El debut de la actual canciller fue un escarceo con Maduro, el entonces ministro de Chávez  en la Cumbre de Cartagena. Affaire recogido por un comentarista de El Colombiano y que comenté en esta columna. ¿Bisoñada, ingenuidad de primípara? Durante los años siguientes la Canciller siguió mostrando un manifiesto entusiasmo por el régimen chavista y un descuido absoluto por las relaciones con Estados Unidos y la Unión Europea. Aquellas maratónicas giras acompañadas de Santos para, supuestamente estrechar relaciones y abrir nuevas  posibilidades  a las exportaciones colombianas, no pasaron de la foto de ocasión con el respectivo mandatario. La primera visita de Santos al gobierno español  fue una terrible metida de pata al solicitar  a Rodríguez Zapatero quien  había hundido la economía española que “fuera su asesor para el cambio de modelo económico colombiano”. Desde la aparición en la historia de la diplomacia la seducción ha estado a la orden del día en la diplomacia  internacional  y Chávez  supo utilizar esta estrategia hasta el punto de que Santos lo proclamara como su nuevo mejor amigo.

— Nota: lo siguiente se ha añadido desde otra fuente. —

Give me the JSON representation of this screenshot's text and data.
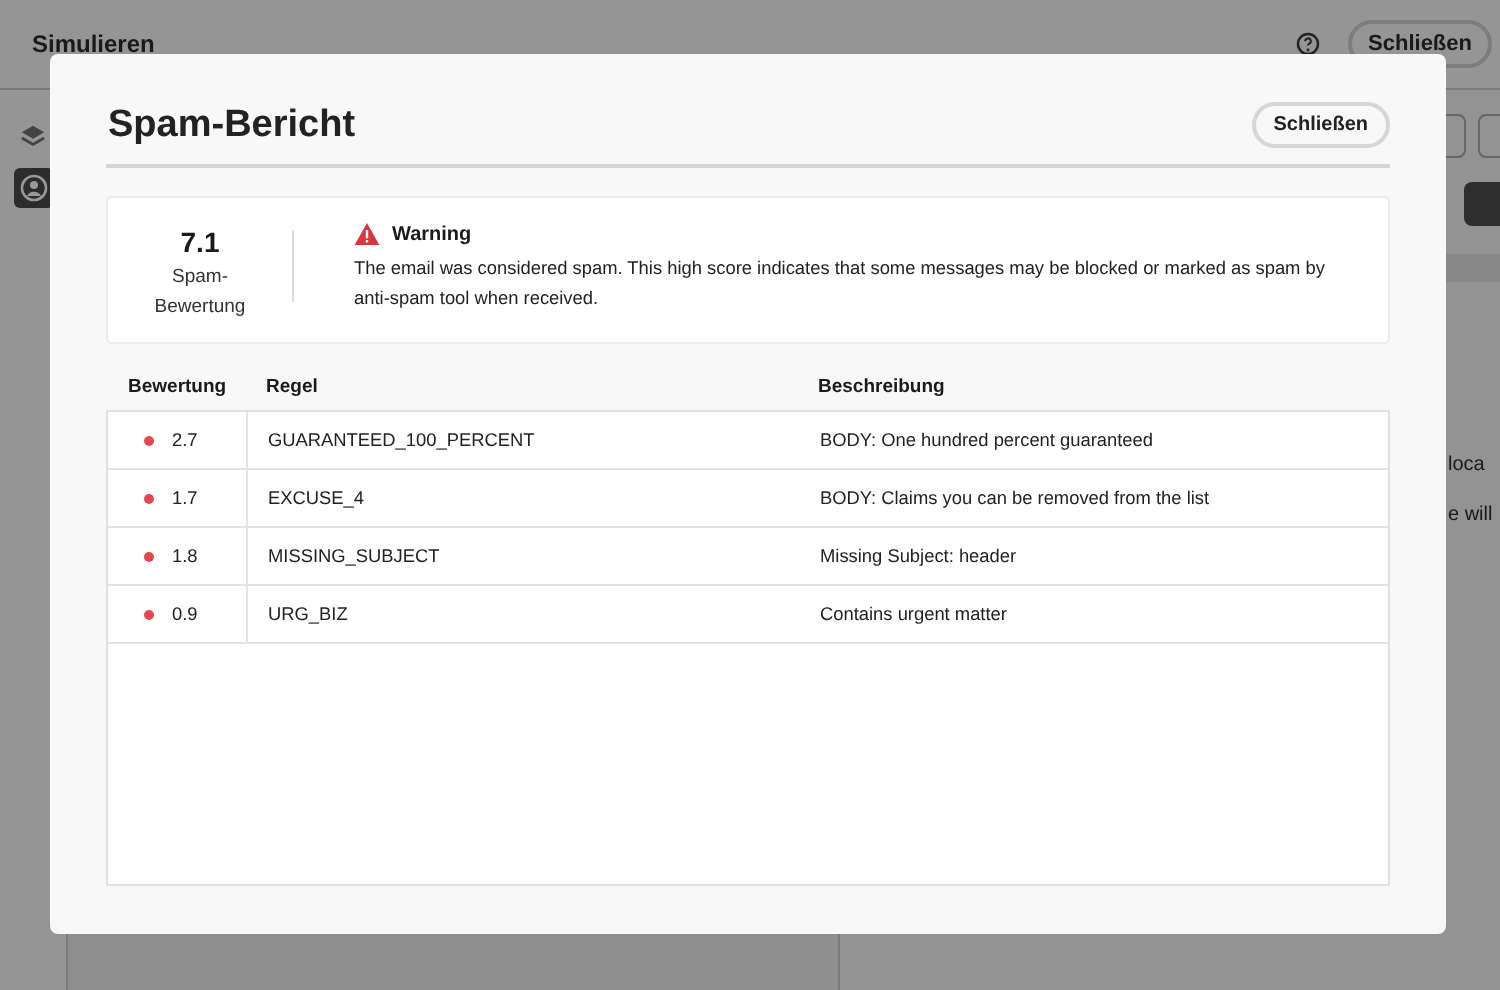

Cuando se tienen arraigadas convicciones democráticas las relaciones con un régimen totalitario deben mantenerse desde la debida  prudencia que dictan  estos principios, sin dejar de oponerse a la brutalidad que conllevaba ese despotismo negando la  libertad. El costo en vidas que para las democracias supuso la ingenuidad de Chamberlain de creer que la Alemania nazi jamás atacaría quedó como un ejemplo de irresponsabilidad diplomática. Cuando las democracias de Occidente quisieron abrir los ojos Stalin ya se había apoderado de media Europa. La blandura moral de nuestra Cancillería respecto al populismo de Evo, Correa, Ortega se puso de manifiesto en el apoyo irrestricto a Unasur y en el comienzo de nuestro aislamiento respecto al orden mundial.  

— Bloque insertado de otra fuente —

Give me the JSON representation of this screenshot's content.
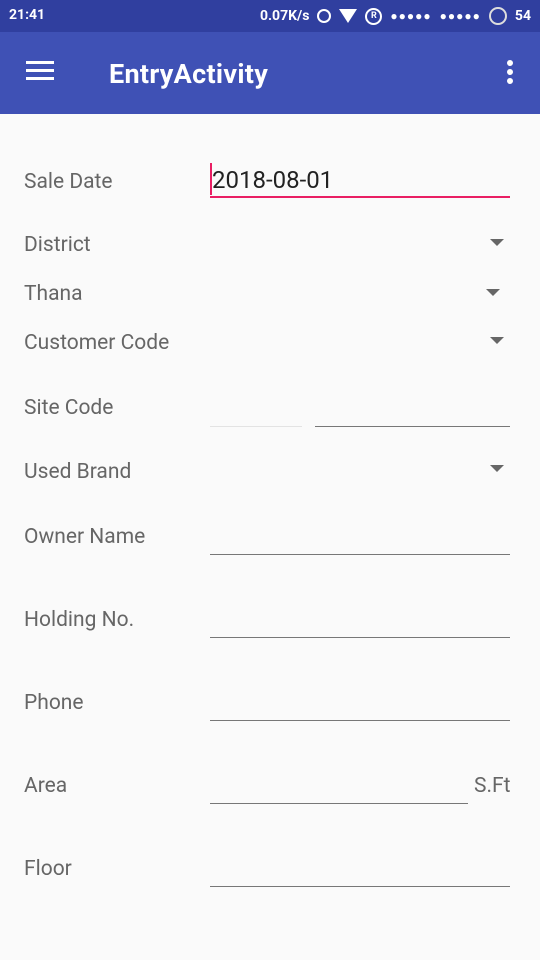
{
  "status": {
    "time": "21:41",
    "speed": "0.07K/s",
    "sim1": "●●●●●",
    "sim2": "●●●●●",
    "reg": "R",
    "battery": "54"
  },
  "appbar": {
    "title": "EntryActivity"
  },
  "form": {
    "sale_date": {
      "label": "Sale Date",
      "value": "2018-08-01"
    },
    "district": {
      "label": "District"
    },
    "thana": {
      "label": "Thana"
    },
    "customer_code": {
      "label": "Customer Code"
    },
    "site_code": {
      "label": "Site Code"
    },
    "used_brand": {
      "label": "Used Brand"
    },
    "owner_name": {
      "label": "Owner Name"
    },
    "holding_no": {
      "label": "Holding No."
    },
    "phone": {
      "label": "Phone"
    },
    "area": {
      "label": "Area",
      "suffix": "S.Ft"
    },
    "floor": {
      "label": "Floor"
    }
  }
}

 ¿Cuál ha sido la doctrina colombiana en la defensa de los valores de la civilización frente al asedio de los populismos? Ha empezado el declinar de esa llamada izquierda  con los paros indígenas y los  comprobados hechos de corrupción en Brasil, en Bolivia y por supuesto en Venezuela donde la corrupción se define desde el Estado mismo. ¿Cuál ha sido la respuesta de nuestra supuesta democracia frente a esos desafueros? ¿No se ha permitido que aquí se persiga con igual saña a quien se atreva a pensar diferente? ¿Cuándo  condenó  la Fiscalía los desplazamientos forzados de población hechos por las Farc? La Canciller  convertida en la  esfinge de Gizeh,  nuestra Justicia pasando de agache ante cada drama humano planteado por una subversión a la cual prácticamente se le dio carta de justificación para sus desmanes  al punto de permitirle correr la frontera hasta el territorio venezolano.  ¿Y la población desplazada hacia el Ecuador, hacia Chile? ¿Y el lamentable caso de la pérdida del mar territorial?  Chamberlain pretendió justificar su incapacidad  política con una neutralidad que finalmente terminó por arrastrar hacia el desastre al pueblo inglés. La falta de solidaridad con la oposición venezolana en su defensa de la democracia ha demostrado la ausencia de principios en los partidos Liberal y Conservador  y puesto de presente  esa insolidaridad en los diferentes medios de comunicación, en nuestra demacrada clase política. Encerrados, mirándonos el ombligo,  ajenos a los reclamos de la justicia universal,  esa irresponsabilidad con la democracia ha terminado por aislarnos, nos ha hecho oscuramente tercermundistas, ha logrado que en el momento de pretender levantar la voz para denunciar un claro atropello contra gentes desvalidas, no se nos haga caso, pues  este no es un problema a resolver por parte de burócratas de oficio,  sino un planteamiento moral desconocido para  nuestra Cancillería.